Lentement, l'enfant s'approcha de l'instrument de musique placé sur la scène. Il savait quoi faire, quoi jouer, sa formidable mémoire qui lui avait permis de parvenir à cette réputation de musicien international avait enregistré chaque note, chaque accord, chaque variation. Mais ce soir, son coeur n'était pas d'accord. Ce soir, il voulait entendre cet air que le garçon avait inventé la veille en attendant son professeur. Il savait qu'il était plus fort que la raison, comme chez tous ces petits êtres qui n'étaient pas encore pervertis par l'argent et le pouvoir.

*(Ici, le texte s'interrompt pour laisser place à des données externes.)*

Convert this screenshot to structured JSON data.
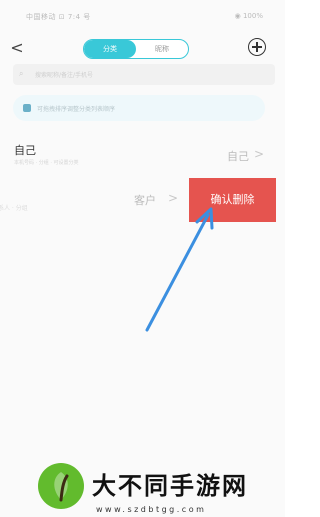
{
  "status_bar": {
    "left_text": "中国移动 ⊡ 7:4 号",
    "right_text": "◉ 100%"
  },
  "nav": {
    "back_label": "<",
    "tabs": [
      {
        "label": "分类",
        "active": true
      },
      {
        "label": "昵称",
        "active": false
      }
    ]
  },
  "search": {
    "placeholder": "搜索昵称/备注/手机号"
  },
  "notice": {
    "text": "可拖拽排序调整分类列表顺序"
  },
  "list": {
    "row_self": {
      "title": "自己",
      "subtitle": "本机号码 · 分组 · 可设置分类",
      "value": "自己",
      "chevron": ">"
    },
    "row_swipe": {
      "left_hint": "联系人 · 分组",
      "value": "客户",
      "chevron": ">",
      "delete_label": "确认删除"
    }
  },
  "annotation": {
    "color": "#3b8fe0"
  },
  "watermark": {
    "brand_text": "大不同手游网",
    "url": "www.szdbtgg.com",
    "logo_color": "#62bb2d"
  },
  "colors": {
    "accent": "#39c8d8",
    "delete": "#e5544f"
  }
}
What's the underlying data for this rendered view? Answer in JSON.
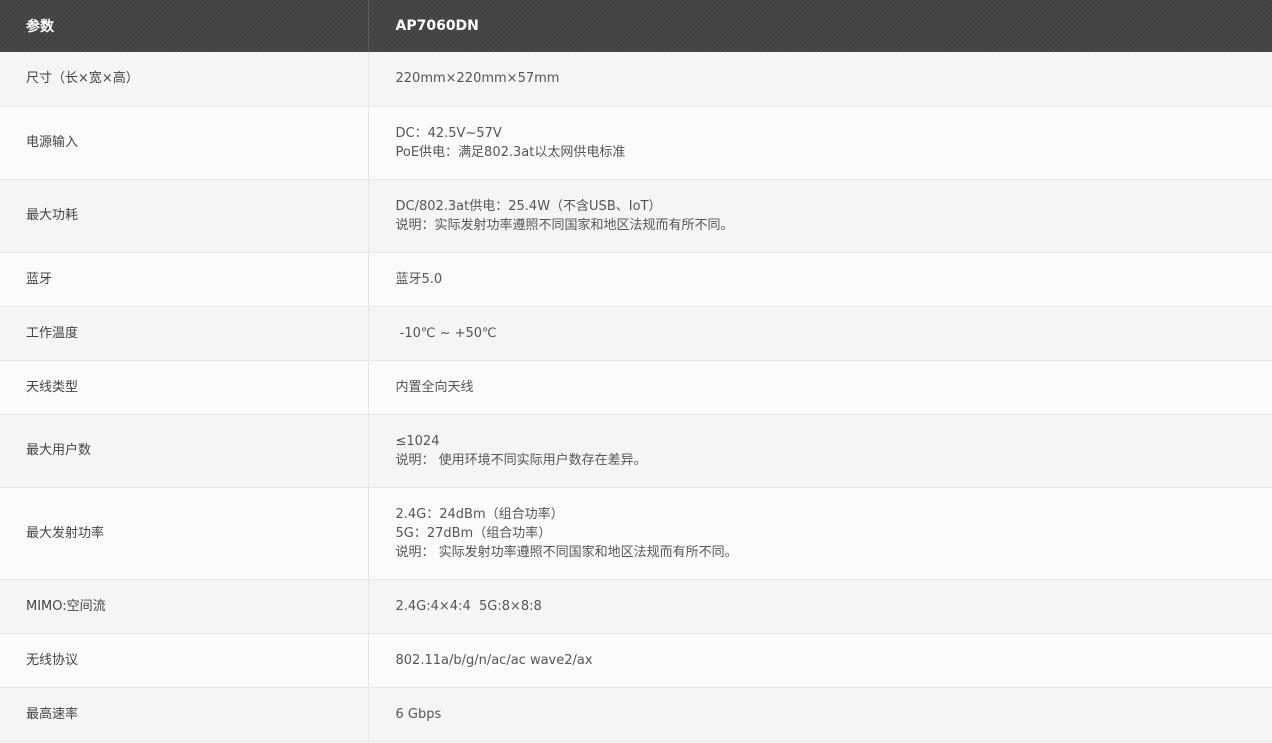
{
  "header": {
    "param_label": "参数",
    "model_label": "AP7060DN"
  },
  "rows": [
    {
      "label": "尺寸（长×宽×高）",
      "lines": [
        "220mm×220mm×57mm"
      ]
    },
    {
      "label": "电源输入",
      "lines": [
        "DC：42.5V~57V",
        "PoE供电：满足802.3at以太网供电标准"
      ]
    },
    {
      "label": "最大功耗",
      "lines": [
        "DC/802.3at供电：25.4W（不含USB、IoT）",
        "说明：实际发射功率遵照不同国家和地区法规而有所不同。"
      ]
    },
    {
      "label": "蓝牙",
      "lines": [
        "蓝牙5.0"
      ]
    },
    {
      "label": "工作温度",
      "lines": [
        " -10℃ ~ +50℃"
      ]
    },
    {
      "label": "天线类型",
      "lines": [
        "内置全向天线"
      ]
    },
    {
      "label": "最大用户数",
      "lines": [
        "≤1024",
        "说明： 使用环境不同实际用户数存在差异。"
      ]
    },
    {
      "label": "最大发射功率",
      "lines": [
        "2.4G：24dBm（组合功率）",
        "5G：27dBm（组合功率）",
        "说明： 实际发射功率遵照不同国家和地区法规而有所不同。"
      ]
    },
    {
      "label": "MIMO:空间流",
      "lines": [
        "2.4G:4×4:4  5G:8×8:8"
      ]
    },
    {
      "label": "无线协议",
      "lines": [
        "802.11a/b/g/n/ac/ac wave2/ax"
      ]
    },
    {
      "label": "最高速率",
      "lines": [
        "6 Gbps"
      ]
    }
  ]
}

L'enfant s'assit sur son siège et posa les mains sur les touches. Tous les regards étaient tournés vers lui. Il commença à jouer. Ce n'était pas l'air classique tant de fois interpréter et écouter, c'était une mélodie douce, légère, qui rappelait l'enfance, le bonheur simple, l'innocence. L'air commença à accélérer, les mains du petit garçon volait sur les touches. Son coeur et ses pensées étaient tournées vers les 1001 aventures qu'il rêvait de vivre, son cerveau et ses doigts traduisaient le tout en un morceau entraînant, mais personne ne tapait des mains ou du pied de peur de briser cet instant magique. Aucune faute n'était commise, aucune hésitation ne transparaissait. Le bonheur et la liberté à l'état pur. Puis le rythme commença doucement à ralentir, à être nostalgique, rêveur. Le forte devint piano, et la musique lentement s'éteignit.
Le regard du chef d'orchestre, d'abord ébahi puis courroucé, s'eclaira sous le tonnerre d'applaudissements de la salle entière, qui remerciait l'enfant pour ces instants passés.